正确性验证方法

Golden 数据生成

Python Golden 生成脚本模板

#!/usr/bin/python3
import os
import numpy as np
np.random.seed(42)

def gen_reduce_scatter_golden(nranks, M, N, dtype=np.float16):
    """生成 ReduceScatter 的 golden 数据"""
    inputs = []
    for r in range(nranks):
        data = np.random.randn(M, N).astype(dtype)
        data.tofile(f"rank{r}_input.bin")
        inputs.append(data)

    summed = np.sum(inputs, axis=0)

    for r in range(nranks):
        golden = np.zeros_like(summed)
        # 按 tiling 策略填充 rank r 应该持有的结果
        golden.tofile(f"rank{r}_golden.bin")

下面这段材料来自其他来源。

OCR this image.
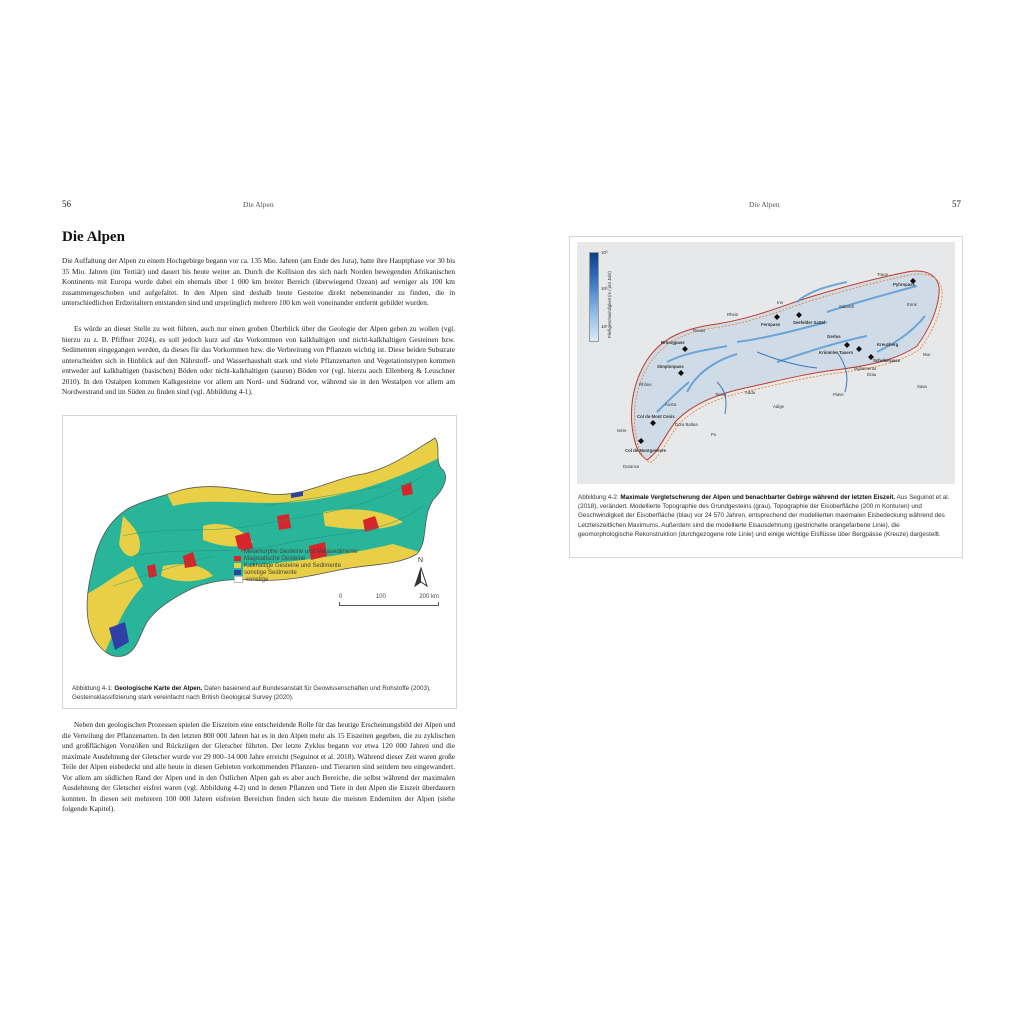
56	Die Alpen
Die Alpen

Die Auffaltung der Alpen zu einem Hochgebirge begann vor ca. 135 Mio. Jahren (am Ende des Jura), hatte ihre Hauptphase vor 30 bis 35 Mio. Jahren (im Tertiär) und dauert bis heute weiter an. Durch die Kollision des sich nach Norden bewegenden Afrikanischen Kontinents mit Europa wurde dabei ein ehemals über 1 000 km breiter Bereich (überwiegend Ozean) auf weniger als 100 km zusammengeschoben und aufgefaltet. In den Alpen sind deshalb heute Gesteine direkt nebeneinander zu finden, die in unterschiedlichen Erdzeitaltern entstanden sind und ursprünglich mehrere 100 km weit voneinander entfernt gebildet wurden.

Es würde an dieser Stelle zu weit führen, auch nur einen groben Überblick über die Geologie der Alpen geben zu wollen (vgl. hierzu zu z. B. Pfiffner 2024), es soll jedoch kurz auf das Vorkommen von kalkhaltigen und nicht-kalkhaltigen Gesteinen bzw. Sedimenten eingegangen werden, da dieses für das Vorkommen bzw. die Verbreitung von Pflanzen wichtig ist. Diese beiden Substrate unterscheiden sich in Hinblick auf den Nährstoff- und Wasserhaushalt stark und viele Pflanzenarten und Vegetationstypen kommen entweder auf kalkhaltigen (basischen) Böden oder nicht-kalkhaltigen (sauren) Böden vor (vgl. hierzu auch Ellenberg & Leuschner 2010). In den Ostalpen kommen Kalkgesteine vor allem am Nord- und Südrand vor, während sie in den Westalpen vor allem am Nordwestrand und im Süden zu finden sind (vgl. Abbildung 4-1).

Metamorphe Gesteine und Metasedimente
Magmatische Gesteine
Kalkhaltige Gesteine und Sedimente
sonstige Sedimente
sonstige
N
0	100	200 km
Abbildung 4-1: Geologische Karte der Alpen. Daten basierend auf Bundesanstalt für Geowissenschaften und Rohstoffe (2003), Gesteinsklassifizierung stark vereinfacht nach British Geological Survey (2020).

Neben den geologischen Prozessen spielen die Eiszeiten eine entscheidende Rolle für das heutige Erscheinungsbild der Alpen und die Verteilung der Pflanzenarten. In den letzten 800 000 Jahren hat es in den Alpen mehr als 15 Eiszeiten gegeben, die zu zyklischen und großflächigen Vorstößen und Rückzügen der Gletscher führten. Der letzte Zyklus begann vor etwa 120 000 Jahren und die maximale Ausdehnung der Gletscher wurde vor 29 000–14 000 Jahre erreicht (Seguinot et al. 2018). Während dieser Zeit waren große Teile der Alpen eisbedeckt und alle heute in diesen Gebieten vorkommenden Pflanzen- und Tierarten sind seitdem neu eingewandert. Vor allem am südlichen Rand der Alpen und in den Östlichen Alpen gab es aber auch Bereiche, die selbst während der maximalen Ausdehnung der Gletscher eisfrei waren (vgl. Abbildung 4-2) und in denen Pflanzen und Tiere in den Alpen die Eiszeit überdauern konnten. In diesen seit mehreren 100 000 Jahren eisfreien Bereichen finden sich heute die meisten Endemiten der Alpen (siehe folgende Kapitel).

Die Alpen	57
10³
10²
10¹ Fließgeschwindigkeit (m / pro Jahr)
Brünigpass
Simplonpass
Col du Mont Cenis
Col de Montgenèvre
Fernpass	Seefelder Sattel
Gerlos
Krimmler Tauern
Kreuzberg
Pyhrnpass
Schoberpass
Rhein
Ticino	Adda
Adige
Piave
Aosta
Inn
Traun
Enns
Drau
Isère
Durance
Mur
Tagliamento
Sava
Dora Baltea
Rhône
Reuss
Po
Salzach
Abbildung 4-2: Maximale Vergletscherung der Alpen und benachbarter Gebirge während der letzten Eiszeit. Aus Seguinot et al. (2018), verändert. Modellierte Topographie des Grundgesteins (grau), Topographie der Eisoberfläche (200 m Konturen) und Geschwindigkeit der Eisoberfläche (blau) vor 24 570 Jahren, entsprechend der modellierten maximalen Eisbedeckung während des Letzteiszeitlichen Maximums. Außerdem sind die modellierte Eisausdehnung (gestrichelte orangefarbene Linie), die geomorphologische Rekonstruktion (durchgezogene rote Linie) und einige wichtige Eisflüsse über Bergpässe (Kreuze) dargestellt.
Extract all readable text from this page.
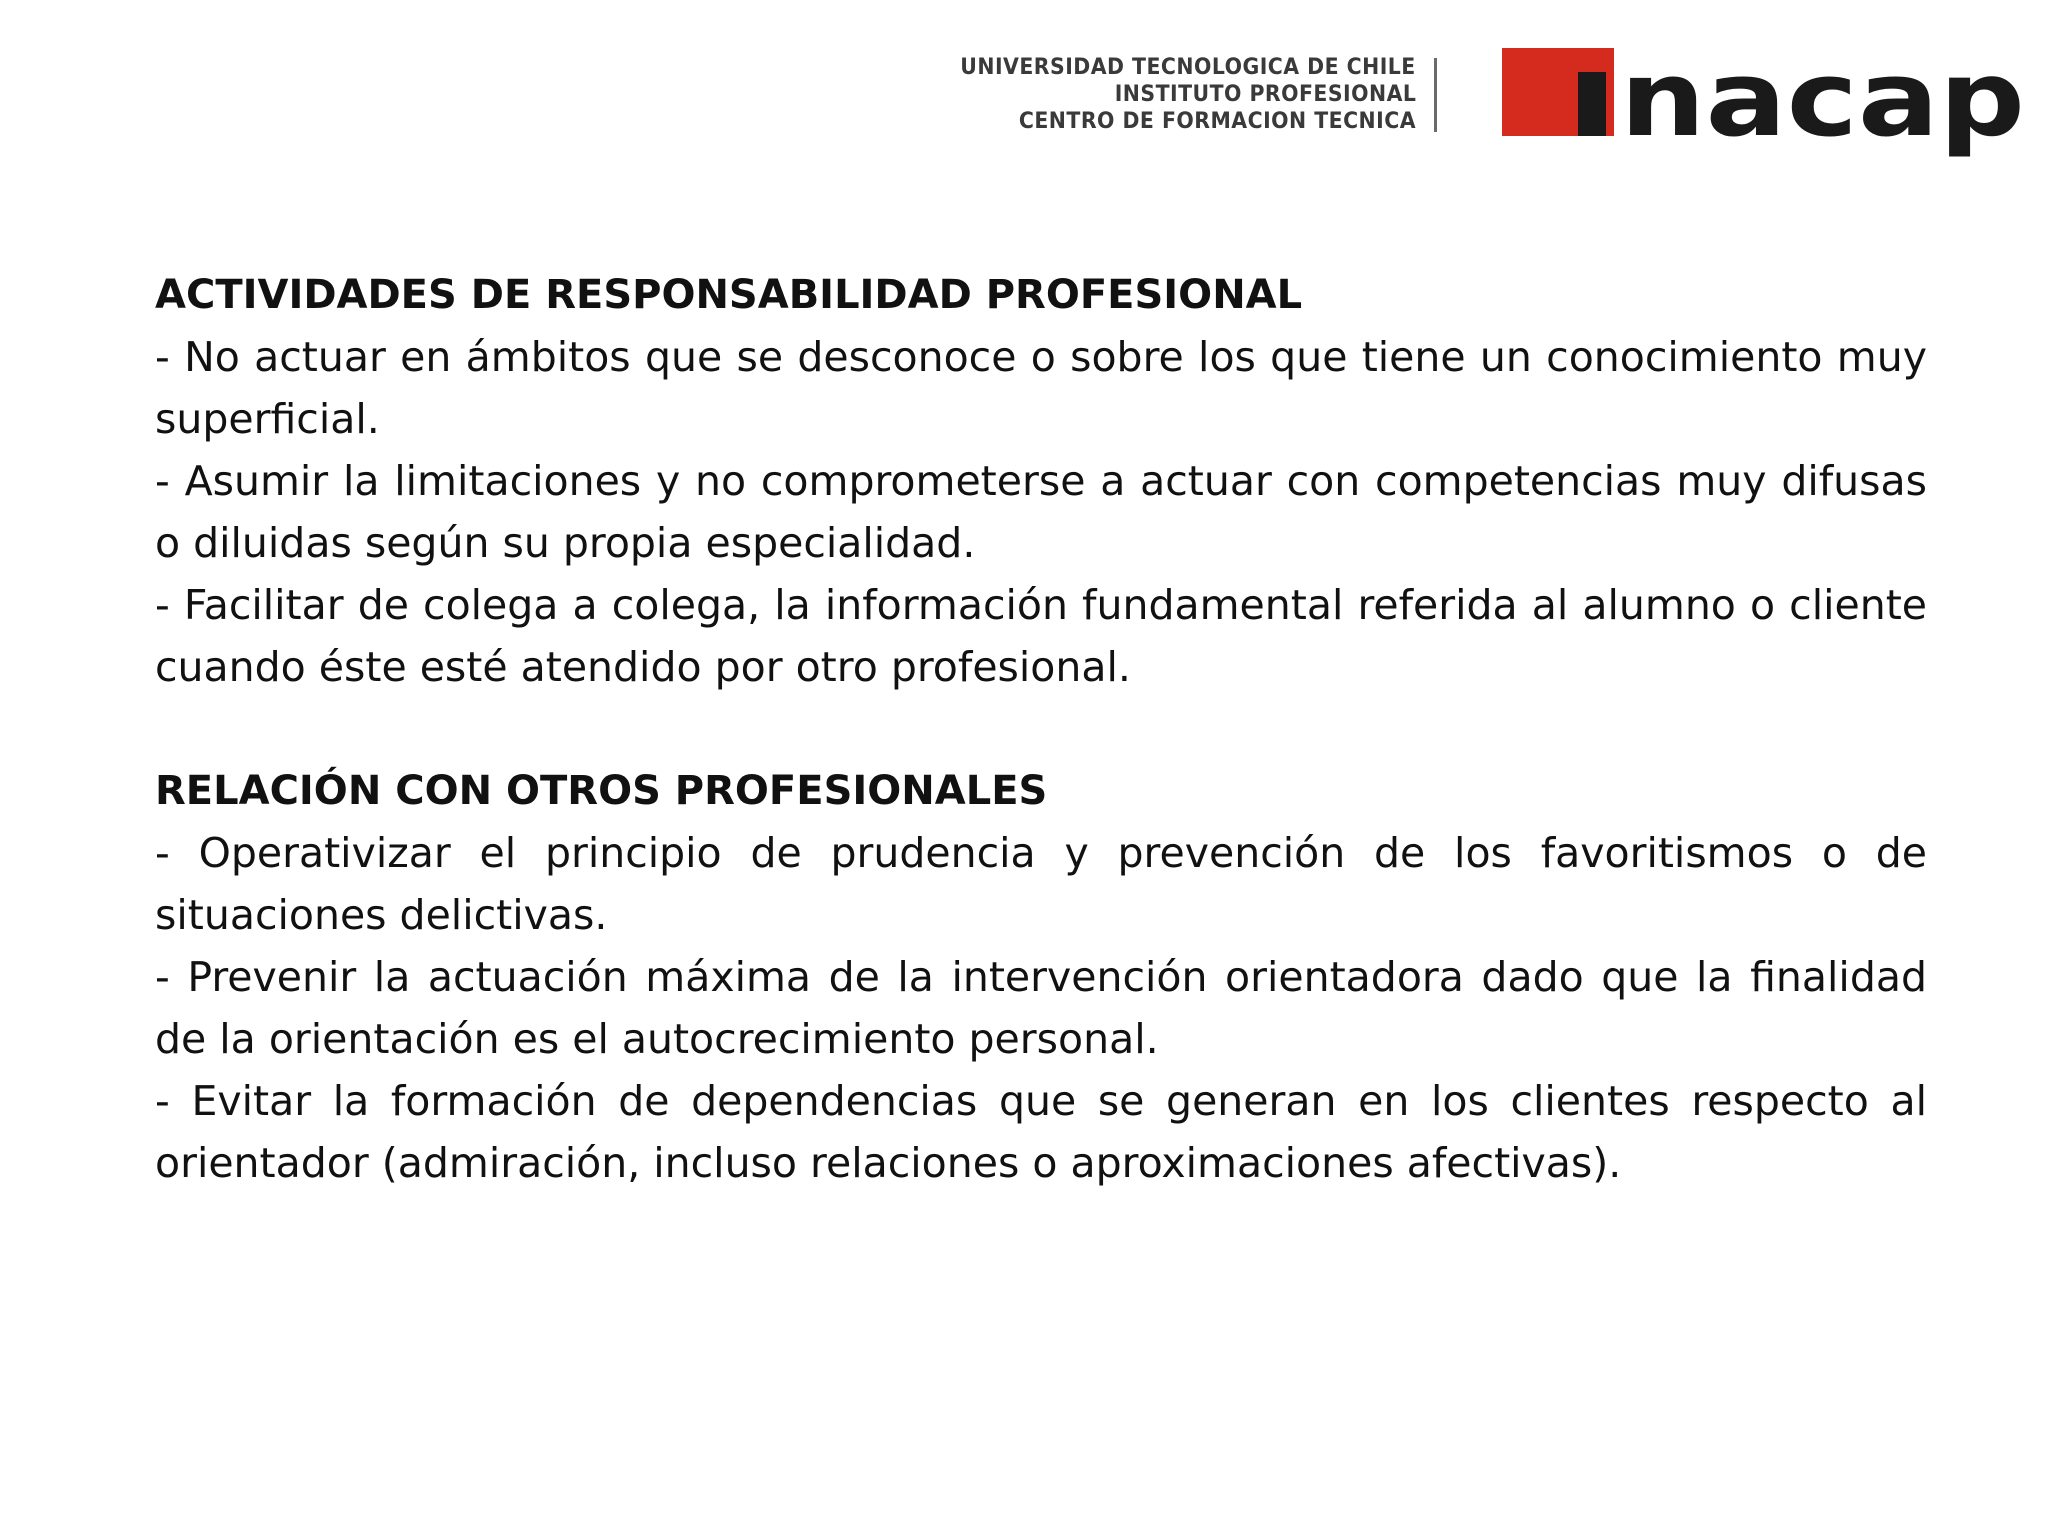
UNIVERSIDAD TECNOLOGICA DE CHILE
INSTITUTO PROFESIONAL
CENTRO DE FORMACION TECNICA nacap

ACTIVIDADES DE RESPONSABILIDAD PROFESIONAL

- No actuar en ámbitos que se desconoce o sobre los que tiene un conocimiento muy superficial.

- Asumir la limitaciones y no comprometerse a actuar con competencias muy difusas o diluidas según su propia especialidad.

- Facilitar de colega a colega, la información fundamental referida al alumno o cliente cuando éste esté atendido por otro profesional.

RELACIÓN CON OTROS PROFESIONALES

- Operativizar el principio de prudencia y prevención de los favoritismos o de situaciones delictivas.

- Prevenir la actuación máxima de la intervención orientadora dado que la finalidad de la orientación es el autocrecimiento personal.

- Evitar la formación de dependencias que se generan en los clientes respecto al orientador (admiración, incluso relaciones o aproximaciones afectivas).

def gen_allgather_golden(nranks, M, N, dtype=np.float16):
    """生成 AllGather 的 golden 数据:每个 rank 持有完整的 summed 结果"""
    inputs = []
    for r in range(nranks):
        data = np.fromfile(f"rank{r}_input.bin", dtype=dtype).reshape(M, N)
        inputs.append(data)

    golden = np.sum(inputs, axis=0)
    for r in range(nranks):
        golden.tofile(f"rank{r}_allreduce_golden.bin")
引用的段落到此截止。